The persistent work products (glossary, metadata properties, CDEs, etc.) should be managed by the Data Management Function, working with governance groups – these work products are valuable and build segments of data asset knowledge. Convening the governance group, the organization gains agreement on the consolidated data set constituting the data content needed for a customer profile, and develops business terms with definitions for the data set. At this point, the organization, engaging its data stewards, can determine what information it needs (Metadata Management) about the customer data, determined by importance. For example, for customer privacy data, like Social Security Number, the organization would want to know: when it was captured; if it was corrected/changed; by whom it was changed, who is the data owner; who can modify or view access it; the source data store; other data stores in which it resides, etc.

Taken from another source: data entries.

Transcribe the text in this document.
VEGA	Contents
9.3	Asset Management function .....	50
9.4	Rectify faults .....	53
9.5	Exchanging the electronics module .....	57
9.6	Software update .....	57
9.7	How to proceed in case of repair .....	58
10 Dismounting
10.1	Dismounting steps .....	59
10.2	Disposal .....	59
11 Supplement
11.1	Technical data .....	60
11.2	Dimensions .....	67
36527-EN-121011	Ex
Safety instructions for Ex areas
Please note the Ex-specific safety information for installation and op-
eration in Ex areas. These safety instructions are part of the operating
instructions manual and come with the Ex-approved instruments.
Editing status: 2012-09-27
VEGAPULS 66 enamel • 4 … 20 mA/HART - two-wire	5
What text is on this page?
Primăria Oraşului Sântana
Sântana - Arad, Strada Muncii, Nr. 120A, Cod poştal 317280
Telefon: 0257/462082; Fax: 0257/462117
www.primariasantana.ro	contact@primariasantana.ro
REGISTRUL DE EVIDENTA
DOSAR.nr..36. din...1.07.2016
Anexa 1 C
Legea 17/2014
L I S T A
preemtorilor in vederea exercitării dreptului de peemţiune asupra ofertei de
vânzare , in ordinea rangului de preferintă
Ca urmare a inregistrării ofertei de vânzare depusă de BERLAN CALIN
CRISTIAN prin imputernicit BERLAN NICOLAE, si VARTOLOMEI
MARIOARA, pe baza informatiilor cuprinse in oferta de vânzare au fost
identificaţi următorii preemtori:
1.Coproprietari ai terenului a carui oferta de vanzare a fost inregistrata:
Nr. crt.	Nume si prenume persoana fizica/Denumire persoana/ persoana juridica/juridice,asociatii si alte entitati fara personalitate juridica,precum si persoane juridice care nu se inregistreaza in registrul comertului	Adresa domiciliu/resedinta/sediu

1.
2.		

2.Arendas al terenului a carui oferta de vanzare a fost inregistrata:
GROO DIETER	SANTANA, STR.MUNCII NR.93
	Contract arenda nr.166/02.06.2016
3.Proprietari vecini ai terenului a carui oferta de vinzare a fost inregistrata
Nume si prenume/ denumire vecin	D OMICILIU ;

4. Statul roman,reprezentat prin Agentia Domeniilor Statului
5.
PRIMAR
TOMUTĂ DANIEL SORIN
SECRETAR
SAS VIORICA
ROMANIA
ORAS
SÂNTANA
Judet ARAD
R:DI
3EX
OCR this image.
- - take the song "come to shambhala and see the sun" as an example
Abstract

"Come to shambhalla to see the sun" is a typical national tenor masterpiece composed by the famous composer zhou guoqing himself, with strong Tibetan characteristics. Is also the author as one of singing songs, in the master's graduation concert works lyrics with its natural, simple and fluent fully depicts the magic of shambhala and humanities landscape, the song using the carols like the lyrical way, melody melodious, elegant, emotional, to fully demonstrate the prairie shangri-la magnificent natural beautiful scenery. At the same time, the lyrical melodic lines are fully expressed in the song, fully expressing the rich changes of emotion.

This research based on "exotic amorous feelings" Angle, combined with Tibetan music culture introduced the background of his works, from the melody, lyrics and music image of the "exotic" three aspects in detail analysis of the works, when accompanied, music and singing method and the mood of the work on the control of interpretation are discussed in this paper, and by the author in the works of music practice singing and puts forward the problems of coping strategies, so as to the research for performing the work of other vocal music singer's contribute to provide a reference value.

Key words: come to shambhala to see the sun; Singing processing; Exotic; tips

Since multiple business areas will utilize the customer profile, it must be as timely, complete, consistent and accurate as possible. Therefore, a Data Quality Strategy should be created, essentially answering the question “what are our plans to assure quality?” As a part of identified activities, Data Profiling should be conducted for supplying data sources. This will discover defects, anomalies, and unreconciled names, formats, values, etc. Governance participants are then engaged to develop quality rules using data quality dimensions (Data Quality Assessment) to prevent errors in data acquired for the profile data store. Prior to implementation, source data will be corrected (in the source if possible, if not, at load time) by Data Cleansing.
The selection of the customer profile data set, and determination of criticality, will be reflected in the functional and data requirements (Data Requirements Definition). The organization will designate the authoritative data sources for each data element in the profile, and map the data elements to the business processes that create or modify them (Data Lifecycle Management). Applying data standards for representation (and modeling), security, privacy, access, and provisioning (Architectural Standards) will assure a well-organized design of the customer profile and an orderly path for Data Integration.
It should be clear that all the activities described in this scenario harness the collective power of planning and rational analysis, “thinking through” what’s important about the data and capturing significant knowledge that will both support the implementation of the customer profile in the short term, and create a reusable approach that can be leveraged across the organization.
Phased designation of critical data elements, then, is most easily implemented in manageable segments to enable the organization to gain, segment by segment, deeper knowledge about the data assets.
[1] Disclaimer: In our work with clients and students, the CMMI Institute highly recommends that an organization evaluate the current state of data management practices against the Data Management Maturity Model prior to beginning any significant program evolution effort, ensuring that all major gaps and strengths are identified.
[2] If you’ve read my other columns, you’ll be familiar with the convention of showing that “everything is connected” via a hub and spoke picture. Each process area can be viewed as the center of the data universe, with direct / indirect dependencies to other activities and work products. The CDE effort is, functionally speaking, the application of activities in many other fundamental processes, with the addition of designating categorization.